Published: 14/06/2022 By ECAPYesterday saw weaker than expected UK GDP numbers resulting in sterling being one of the worst performing major currencies. The UK economy unexpectedly contracted by 0.3% in April (+0.2% forecasted), the second straight month of contraction. This will be a big concern for the MPC at the Bank of England, which will be announcing their latest policy decision on Thursday. While market participants are overwhelmingly in agreement that another rate increase is on the way this week, there is a great deal of uncertainty as to the future path of policy during the remainder of the year. Should recent weak activity data discourage a hawkish pivot from the MPC, then GBP could be in for another rough few days.
Last Friday’s US inflation report has been the main catalyst for the recent volatile swings in FX markets. Headline US inflation unexpectedly rose to a fresh four decade high 8.6% last month, defying calls that the pace of price growth may have peaked in March. The reaction among investors has been to flock to the safe-haven assets at the expense of high-risk ones amid concerns that a more persistent inflation overshoot could damage the global economy. EURUSD has dropped below the 1.05 level and the Japanese yen has fallen to its lowest level since 1998. This is not only due to the dollar being viewed as the safe-haven currency of choice, but also a reflection of rising bets in favour of higher Federal Reserve rates.

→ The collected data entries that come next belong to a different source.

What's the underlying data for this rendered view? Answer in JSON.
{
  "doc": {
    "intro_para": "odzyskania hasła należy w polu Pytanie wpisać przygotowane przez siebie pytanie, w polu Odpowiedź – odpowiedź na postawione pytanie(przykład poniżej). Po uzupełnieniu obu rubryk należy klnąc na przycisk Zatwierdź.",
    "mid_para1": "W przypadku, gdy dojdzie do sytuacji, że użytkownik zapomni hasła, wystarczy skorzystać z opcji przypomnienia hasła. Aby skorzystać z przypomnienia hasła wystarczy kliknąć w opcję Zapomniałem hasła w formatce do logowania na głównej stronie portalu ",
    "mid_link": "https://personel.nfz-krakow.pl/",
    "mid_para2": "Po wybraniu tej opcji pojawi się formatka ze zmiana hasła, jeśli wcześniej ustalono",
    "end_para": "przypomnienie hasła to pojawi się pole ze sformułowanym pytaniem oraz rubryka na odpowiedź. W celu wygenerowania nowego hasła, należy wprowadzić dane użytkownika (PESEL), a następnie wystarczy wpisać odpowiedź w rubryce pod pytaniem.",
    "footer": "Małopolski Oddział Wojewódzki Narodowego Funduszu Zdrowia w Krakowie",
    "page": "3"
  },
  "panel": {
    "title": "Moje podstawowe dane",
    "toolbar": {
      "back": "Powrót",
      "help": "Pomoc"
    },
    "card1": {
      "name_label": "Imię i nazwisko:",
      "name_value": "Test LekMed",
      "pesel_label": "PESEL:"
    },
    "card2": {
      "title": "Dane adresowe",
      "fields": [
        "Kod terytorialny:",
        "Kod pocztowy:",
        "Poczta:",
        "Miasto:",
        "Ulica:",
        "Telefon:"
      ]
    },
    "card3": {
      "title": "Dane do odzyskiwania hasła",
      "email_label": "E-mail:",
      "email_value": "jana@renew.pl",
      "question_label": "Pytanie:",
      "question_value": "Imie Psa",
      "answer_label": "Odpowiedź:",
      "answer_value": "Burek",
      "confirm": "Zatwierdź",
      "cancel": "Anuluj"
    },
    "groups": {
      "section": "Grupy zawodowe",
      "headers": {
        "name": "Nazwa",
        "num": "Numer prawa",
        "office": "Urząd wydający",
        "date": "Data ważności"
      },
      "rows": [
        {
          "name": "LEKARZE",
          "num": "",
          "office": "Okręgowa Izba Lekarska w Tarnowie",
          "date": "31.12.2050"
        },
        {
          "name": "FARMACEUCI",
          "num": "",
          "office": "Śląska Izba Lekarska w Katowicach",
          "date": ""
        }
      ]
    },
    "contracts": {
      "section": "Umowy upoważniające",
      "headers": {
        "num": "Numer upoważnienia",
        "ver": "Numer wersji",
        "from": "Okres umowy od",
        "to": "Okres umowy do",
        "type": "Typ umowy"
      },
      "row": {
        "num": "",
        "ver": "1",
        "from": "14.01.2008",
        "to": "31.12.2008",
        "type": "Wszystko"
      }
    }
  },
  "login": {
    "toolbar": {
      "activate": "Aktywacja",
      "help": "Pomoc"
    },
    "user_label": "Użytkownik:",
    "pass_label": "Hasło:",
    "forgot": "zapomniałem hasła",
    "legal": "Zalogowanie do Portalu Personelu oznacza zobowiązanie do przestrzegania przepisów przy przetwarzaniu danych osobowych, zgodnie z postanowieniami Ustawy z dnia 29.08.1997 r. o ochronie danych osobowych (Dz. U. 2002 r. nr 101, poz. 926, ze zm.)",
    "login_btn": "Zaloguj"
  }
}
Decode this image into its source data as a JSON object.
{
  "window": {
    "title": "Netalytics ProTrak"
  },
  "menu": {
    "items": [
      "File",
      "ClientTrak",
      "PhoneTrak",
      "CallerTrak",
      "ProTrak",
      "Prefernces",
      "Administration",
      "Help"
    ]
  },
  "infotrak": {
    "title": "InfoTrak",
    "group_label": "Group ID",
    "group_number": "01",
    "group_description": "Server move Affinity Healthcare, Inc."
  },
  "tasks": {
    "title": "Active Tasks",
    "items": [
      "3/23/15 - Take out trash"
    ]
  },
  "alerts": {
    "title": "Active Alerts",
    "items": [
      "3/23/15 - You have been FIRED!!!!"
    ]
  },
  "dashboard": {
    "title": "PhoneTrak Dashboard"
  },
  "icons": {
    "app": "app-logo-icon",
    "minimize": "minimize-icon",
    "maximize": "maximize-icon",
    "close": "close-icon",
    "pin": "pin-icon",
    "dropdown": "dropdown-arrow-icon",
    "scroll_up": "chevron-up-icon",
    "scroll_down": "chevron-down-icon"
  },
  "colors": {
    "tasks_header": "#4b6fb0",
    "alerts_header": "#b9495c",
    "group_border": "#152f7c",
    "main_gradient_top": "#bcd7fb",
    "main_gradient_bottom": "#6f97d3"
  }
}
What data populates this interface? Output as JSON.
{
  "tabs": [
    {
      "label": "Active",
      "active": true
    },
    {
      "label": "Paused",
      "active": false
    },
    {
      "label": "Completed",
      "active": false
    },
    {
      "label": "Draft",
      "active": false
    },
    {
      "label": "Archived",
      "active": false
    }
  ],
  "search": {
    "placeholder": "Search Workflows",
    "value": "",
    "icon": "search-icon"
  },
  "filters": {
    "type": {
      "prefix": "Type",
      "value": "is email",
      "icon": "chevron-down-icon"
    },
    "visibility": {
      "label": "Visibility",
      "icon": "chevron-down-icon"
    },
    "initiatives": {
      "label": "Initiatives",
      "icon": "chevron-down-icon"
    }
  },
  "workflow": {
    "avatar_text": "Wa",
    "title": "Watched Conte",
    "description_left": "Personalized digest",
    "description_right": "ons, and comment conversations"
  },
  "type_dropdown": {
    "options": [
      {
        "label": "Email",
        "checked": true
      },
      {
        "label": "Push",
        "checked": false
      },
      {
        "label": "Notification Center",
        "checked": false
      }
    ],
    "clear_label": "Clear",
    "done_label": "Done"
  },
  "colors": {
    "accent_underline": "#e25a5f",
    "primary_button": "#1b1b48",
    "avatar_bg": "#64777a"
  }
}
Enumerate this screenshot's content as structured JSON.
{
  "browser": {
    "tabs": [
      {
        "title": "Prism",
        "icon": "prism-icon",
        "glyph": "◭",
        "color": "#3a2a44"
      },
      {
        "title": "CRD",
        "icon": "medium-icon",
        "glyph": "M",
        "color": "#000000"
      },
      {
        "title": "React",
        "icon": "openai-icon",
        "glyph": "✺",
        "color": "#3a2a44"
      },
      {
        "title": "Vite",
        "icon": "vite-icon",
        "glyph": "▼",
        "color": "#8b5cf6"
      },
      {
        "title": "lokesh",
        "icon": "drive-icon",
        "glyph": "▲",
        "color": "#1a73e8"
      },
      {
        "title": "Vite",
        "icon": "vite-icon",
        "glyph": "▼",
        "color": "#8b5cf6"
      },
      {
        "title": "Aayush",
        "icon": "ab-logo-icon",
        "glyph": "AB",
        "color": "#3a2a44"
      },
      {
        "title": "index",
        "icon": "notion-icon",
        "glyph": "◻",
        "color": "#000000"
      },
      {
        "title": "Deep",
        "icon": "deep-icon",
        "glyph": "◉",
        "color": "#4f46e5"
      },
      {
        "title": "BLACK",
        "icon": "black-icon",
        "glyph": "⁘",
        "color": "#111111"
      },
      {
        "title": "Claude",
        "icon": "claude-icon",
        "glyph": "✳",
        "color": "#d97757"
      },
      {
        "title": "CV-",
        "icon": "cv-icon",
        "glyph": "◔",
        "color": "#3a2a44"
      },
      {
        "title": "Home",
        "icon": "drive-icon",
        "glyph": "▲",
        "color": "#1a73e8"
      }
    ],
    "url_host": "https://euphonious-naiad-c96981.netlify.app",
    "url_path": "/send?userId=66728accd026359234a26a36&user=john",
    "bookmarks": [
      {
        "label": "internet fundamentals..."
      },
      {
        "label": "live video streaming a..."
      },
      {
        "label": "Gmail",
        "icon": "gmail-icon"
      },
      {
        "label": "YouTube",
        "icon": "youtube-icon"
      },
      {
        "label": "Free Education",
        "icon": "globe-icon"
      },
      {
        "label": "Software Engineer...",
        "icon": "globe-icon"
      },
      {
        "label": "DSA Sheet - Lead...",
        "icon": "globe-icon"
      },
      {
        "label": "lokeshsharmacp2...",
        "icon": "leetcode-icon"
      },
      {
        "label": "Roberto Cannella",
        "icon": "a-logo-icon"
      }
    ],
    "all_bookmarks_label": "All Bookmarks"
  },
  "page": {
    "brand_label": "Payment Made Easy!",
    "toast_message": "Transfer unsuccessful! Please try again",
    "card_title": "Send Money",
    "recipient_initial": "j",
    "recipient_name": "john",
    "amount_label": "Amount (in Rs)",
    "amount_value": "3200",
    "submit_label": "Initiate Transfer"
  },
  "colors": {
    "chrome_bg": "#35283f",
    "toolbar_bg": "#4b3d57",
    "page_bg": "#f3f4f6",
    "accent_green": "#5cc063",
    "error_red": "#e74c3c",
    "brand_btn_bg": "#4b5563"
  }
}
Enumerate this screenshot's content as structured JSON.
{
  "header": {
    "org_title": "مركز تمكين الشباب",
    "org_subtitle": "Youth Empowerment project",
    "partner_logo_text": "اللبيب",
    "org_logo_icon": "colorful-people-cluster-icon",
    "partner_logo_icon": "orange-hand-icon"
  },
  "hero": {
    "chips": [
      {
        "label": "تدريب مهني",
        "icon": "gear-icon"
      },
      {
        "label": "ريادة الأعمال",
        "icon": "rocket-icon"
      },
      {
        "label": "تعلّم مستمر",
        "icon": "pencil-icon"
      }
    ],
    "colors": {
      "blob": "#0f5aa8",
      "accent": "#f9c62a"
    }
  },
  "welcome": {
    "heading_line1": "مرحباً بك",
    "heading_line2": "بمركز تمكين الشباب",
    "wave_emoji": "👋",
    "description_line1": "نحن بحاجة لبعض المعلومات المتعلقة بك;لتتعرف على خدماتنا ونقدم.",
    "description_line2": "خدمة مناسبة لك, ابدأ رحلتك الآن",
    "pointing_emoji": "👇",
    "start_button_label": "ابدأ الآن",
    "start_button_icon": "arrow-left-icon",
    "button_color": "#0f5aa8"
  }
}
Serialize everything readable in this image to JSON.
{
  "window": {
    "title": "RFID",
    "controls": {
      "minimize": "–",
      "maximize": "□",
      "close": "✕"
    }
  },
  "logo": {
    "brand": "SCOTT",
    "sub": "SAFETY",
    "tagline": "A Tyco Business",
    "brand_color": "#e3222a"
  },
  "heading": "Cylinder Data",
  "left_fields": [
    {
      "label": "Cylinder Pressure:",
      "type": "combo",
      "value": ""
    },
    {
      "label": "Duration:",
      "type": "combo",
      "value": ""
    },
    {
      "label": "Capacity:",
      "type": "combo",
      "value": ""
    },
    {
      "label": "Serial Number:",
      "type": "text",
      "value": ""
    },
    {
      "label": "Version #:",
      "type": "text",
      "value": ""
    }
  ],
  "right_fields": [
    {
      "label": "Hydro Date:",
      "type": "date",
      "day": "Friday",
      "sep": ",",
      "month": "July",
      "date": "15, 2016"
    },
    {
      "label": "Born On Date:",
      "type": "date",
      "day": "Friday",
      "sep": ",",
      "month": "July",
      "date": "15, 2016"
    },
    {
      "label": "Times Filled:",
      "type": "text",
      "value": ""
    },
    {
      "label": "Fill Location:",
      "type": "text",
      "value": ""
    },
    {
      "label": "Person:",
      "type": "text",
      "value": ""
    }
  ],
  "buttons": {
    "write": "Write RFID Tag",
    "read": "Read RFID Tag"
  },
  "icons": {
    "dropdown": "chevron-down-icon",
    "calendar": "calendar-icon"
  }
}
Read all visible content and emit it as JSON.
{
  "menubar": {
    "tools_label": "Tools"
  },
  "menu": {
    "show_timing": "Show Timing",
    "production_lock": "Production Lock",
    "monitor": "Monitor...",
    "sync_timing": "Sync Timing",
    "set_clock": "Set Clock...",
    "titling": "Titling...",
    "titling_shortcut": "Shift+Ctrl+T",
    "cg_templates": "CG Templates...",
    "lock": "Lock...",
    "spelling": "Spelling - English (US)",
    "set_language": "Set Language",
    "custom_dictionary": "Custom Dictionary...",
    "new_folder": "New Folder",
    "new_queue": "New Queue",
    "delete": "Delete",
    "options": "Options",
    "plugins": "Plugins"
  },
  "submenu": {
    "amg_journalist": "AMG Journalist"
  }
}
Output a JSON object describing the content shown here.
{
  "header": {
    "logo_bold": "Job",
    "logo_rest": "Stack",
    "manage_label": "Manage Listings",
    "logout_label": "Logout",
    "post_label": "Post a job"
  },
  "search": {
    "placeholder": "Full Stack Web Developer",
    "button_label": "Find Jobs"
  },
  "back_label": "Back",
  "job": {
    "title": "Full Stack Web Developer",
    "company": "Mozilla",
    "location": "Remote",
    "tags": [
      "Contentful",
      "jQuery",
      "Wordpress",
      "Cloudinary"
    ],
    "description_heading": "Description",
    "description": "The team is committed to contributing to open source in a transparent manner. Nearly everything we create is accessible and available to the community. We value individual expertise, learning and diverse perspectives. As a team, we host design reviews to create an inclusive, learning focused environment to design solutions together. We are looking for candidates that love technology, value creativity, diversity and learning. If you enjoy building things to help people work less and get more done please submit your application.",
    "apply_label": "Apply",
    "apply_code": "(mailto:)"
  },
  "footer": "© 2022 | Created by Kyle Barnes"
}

As eyes fix on tomorrow's FOMC interest rate decision meeting, we’ve seen a fairly remarkable shift in Fed fund futures pricing in the past couple of trading sessions. Markets are now fully pricing in the equivalent of five, 50 basis point rate hikes from the Fed through to the end of the year, with a decent chance of a 75 basis point hike at the July meeting. The main focus will, however, be on both the path of policy beyond the July meeting and the possibility of a 75 basis point hike at some point in the coming months. The bank’s ‘dot plot’ of interest rate projections will be key. In our view, we are certain to see a material upward shift to the bank’s interest rate projections from the March meeting, which showed the year-end median dot in the 1.75-2.0% range - just one percentage point above current levels. We think that the reaction in the US dollar will depend highly on the extent of this upward revision.